Dampak Negatif Kolonialisme Terhadap Bangsa Indonesia

 Nama: Tiara Agnesi Windari

NIM : 18019019


A. Pendahuluan 

        Kolonialisme berasal dari Bahasa Latin "koloni" yang artinya membentuk kelompok. Dalam "koloni" akan ada dua macam kelompok, yaitu kelompok yang melayani dan yang dilayani.  Dengan kata lain, kolonialisme merupakan bentuk "penguasaan/penjajahan"suatu negara oleh negara yang lebih kuat, sehingga negara yang lebih lemah akan diambil sumber dayanya dan rakyat pribuminya akan dipaksa untuk bekerja melayani penjajah.

        Masa Kolonial di Indonesia berlangsung sangat lama. Pada masa itu, rakyat pribumi melakukan tanam paksa, tidak diberikan edukasi, dan hidup luntang-lantung sampai-sampai harus memakai pakaian dari karung goni karena tidak mampu membeli pakaian yang lebih layak akibat keterbatasan ekonomi. Rakyat kita menderita, sementara penjajah semakin memperkuat kekuasaan dengan memonopoli banyak sumber daya kita.

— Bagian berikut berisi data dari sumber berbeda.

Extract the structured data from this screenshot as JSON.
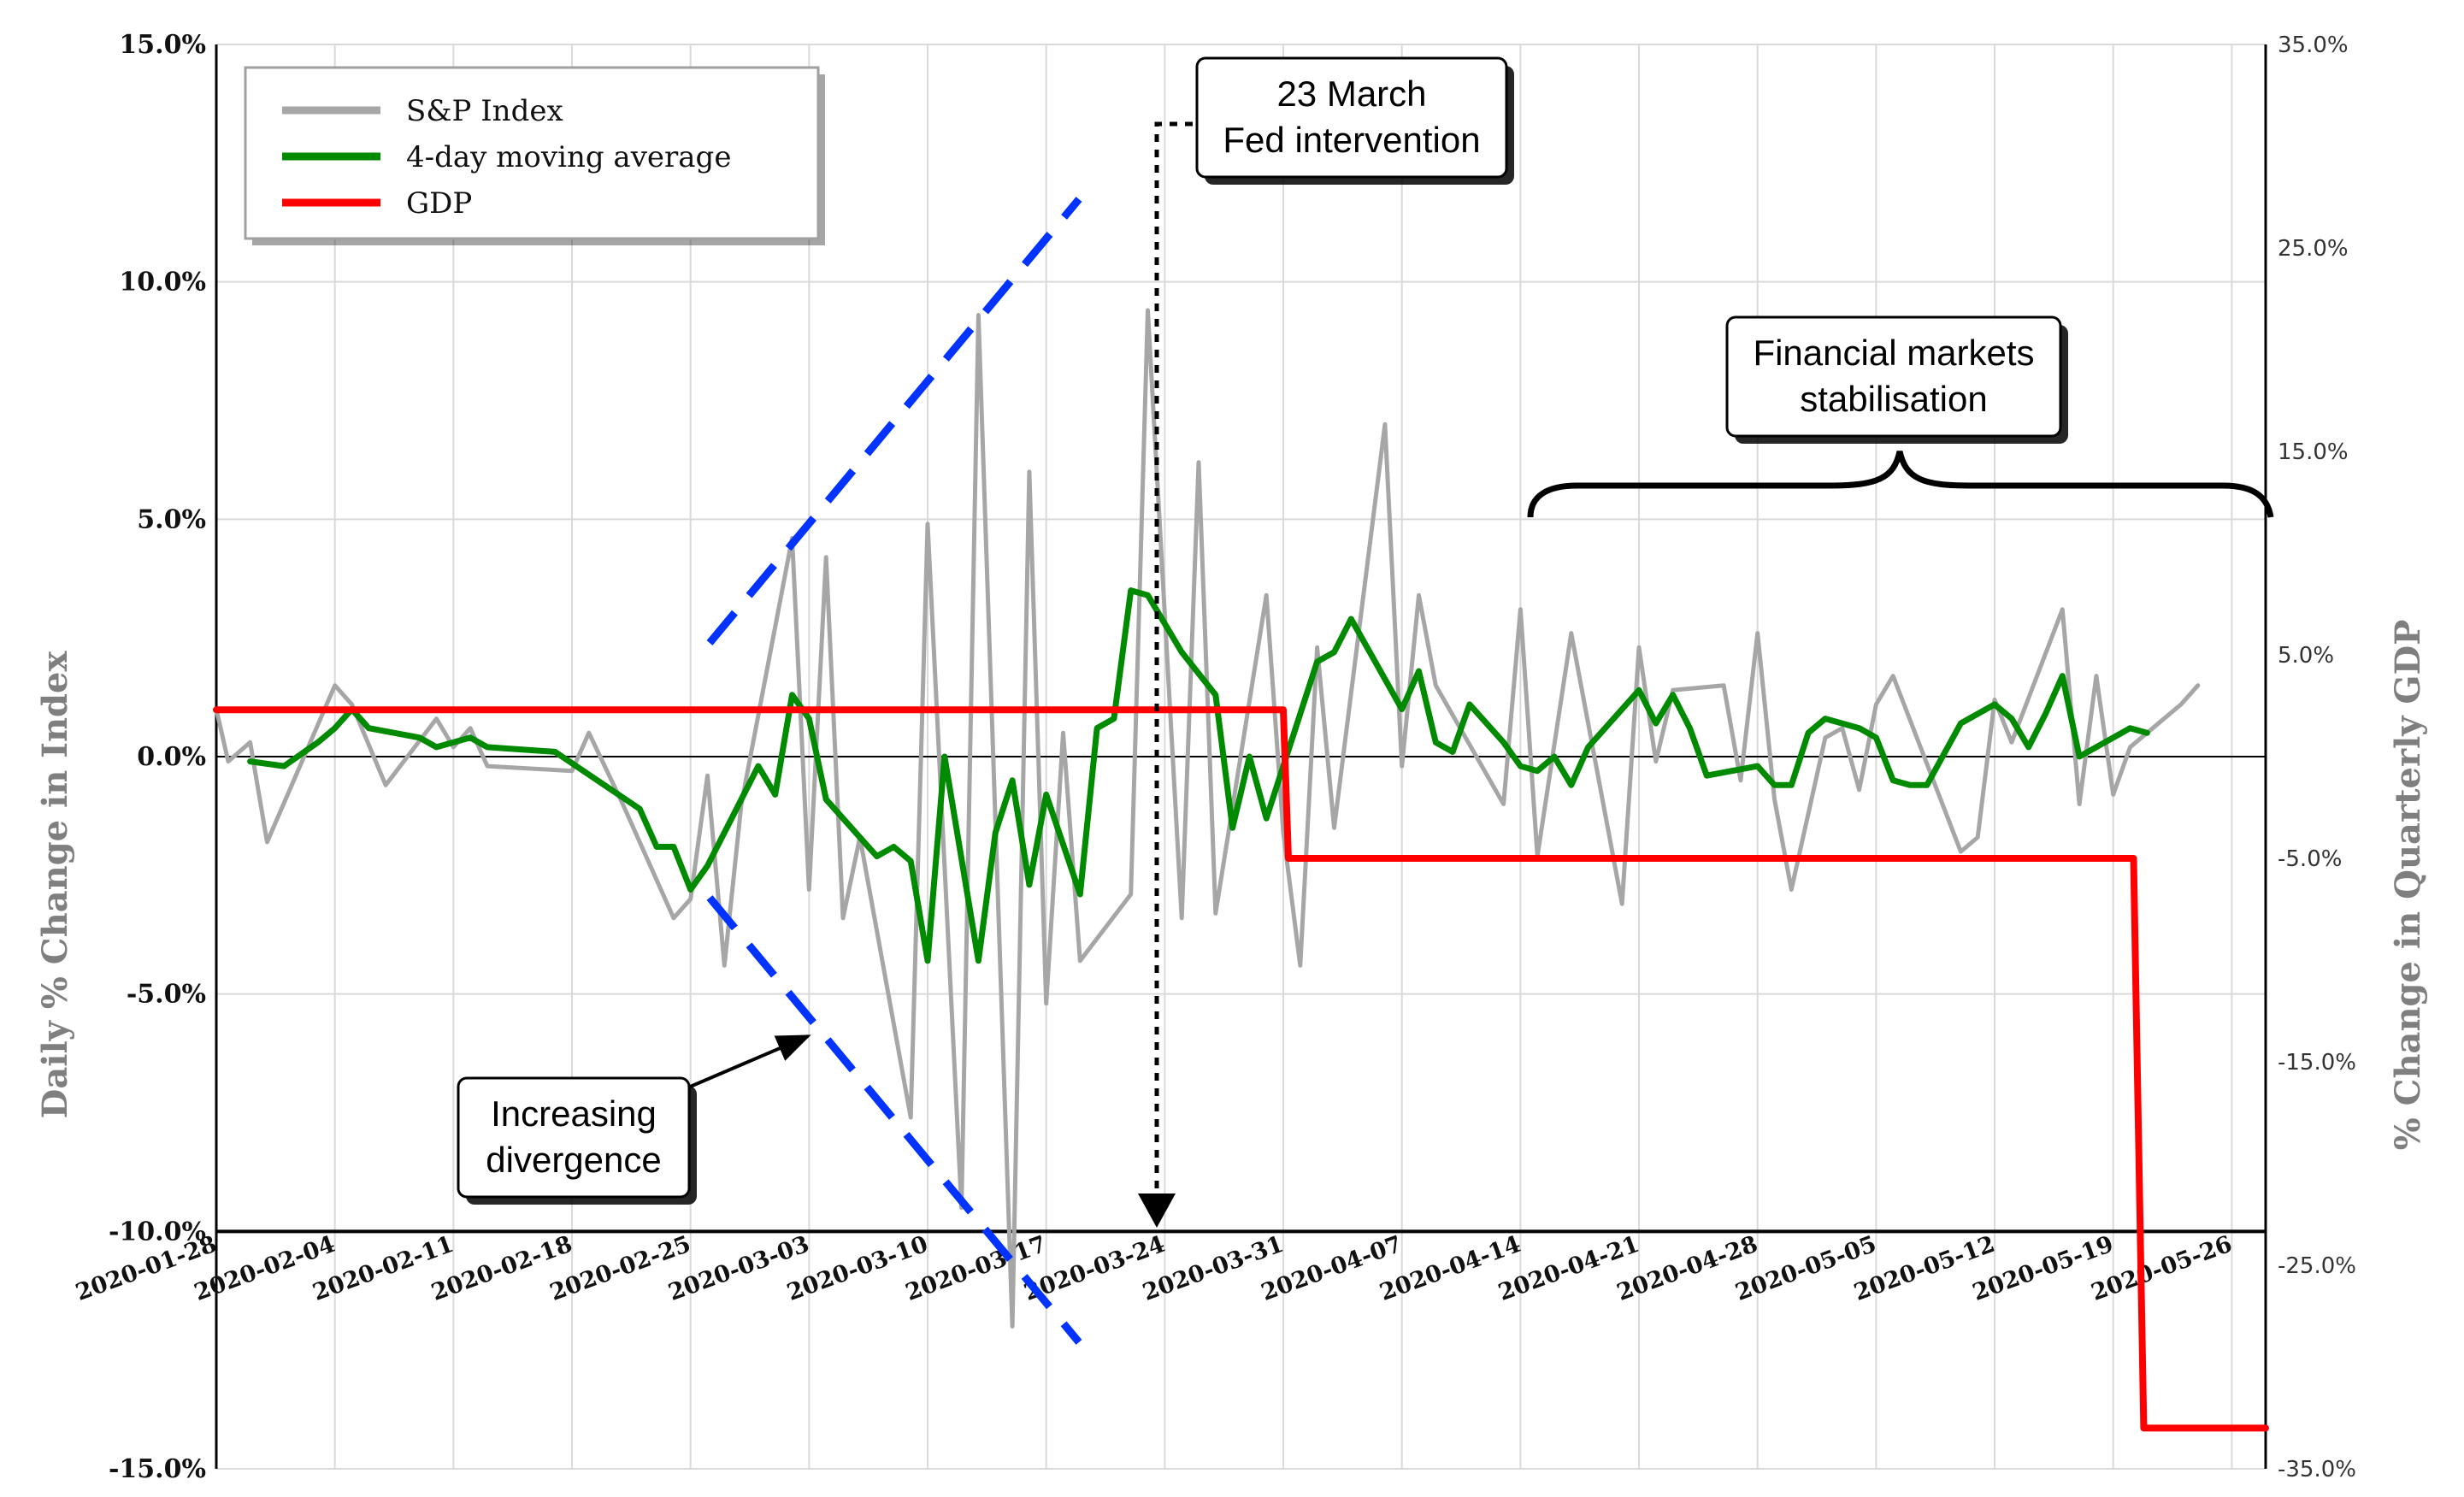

        Untungnya, kolonialisme ini sudah berakhir dan negara kita sudah mendapatkan hak atas kemerdekaannya. Meskipun demikian, sebenarnnya ada banyak dampak negatif yang ditinggalkan oleh masa Kolonial Belanda ini di negara kita, yakninya mempengaruhi pola pikir dan perilaku kita.


B. Isi

1. Pola Pikir

        

        Penjajahan menanamkan pola pikir pesimis  ke dalam diri masyarakat kita di masa lalu. Pada masa kolonial, sebenarnya, jika kita bersatu, kita akan bisa mengalahkan Belanda dengan lebih cepat. Hanya saja, pemikiran pesimis saat dijajah dulu memberikan dampak. Dahulu, saat dijajah, kita berpikir bahwa hanya dengan kepatuhan kita bisa aman. Padahal, jika kita mau melawan dan mengembangkan strategi, kita akan terbebas dari Belanda lebih cepat. Kita pesimis karena kita lemah, karena kita miskin, karena kita terjajah. Dengan adanya pesimis tersebut, solusi jadi tidak terlihat. Belanda menggunakan trik psikologi ini, yaitu dengan menjatuhkan mental kita dan membuat kita percaya kita lemah, agar bisa mempertahankan kekuasaan dan menjajah lebih lama.

        

2. Perilaku

        Pola pikir pesimis membuat kita menjadi orang yang pengecut. Kita takut melawan dan lebih memilih taat saat ada ketidak adilan yang terjadi di sekitar kita. Kita takut berusaha karena takut tidak berhasil. Pesimis menghalangi kesuksesan dan membuat kita terperangkap dalam jurang kebodohan.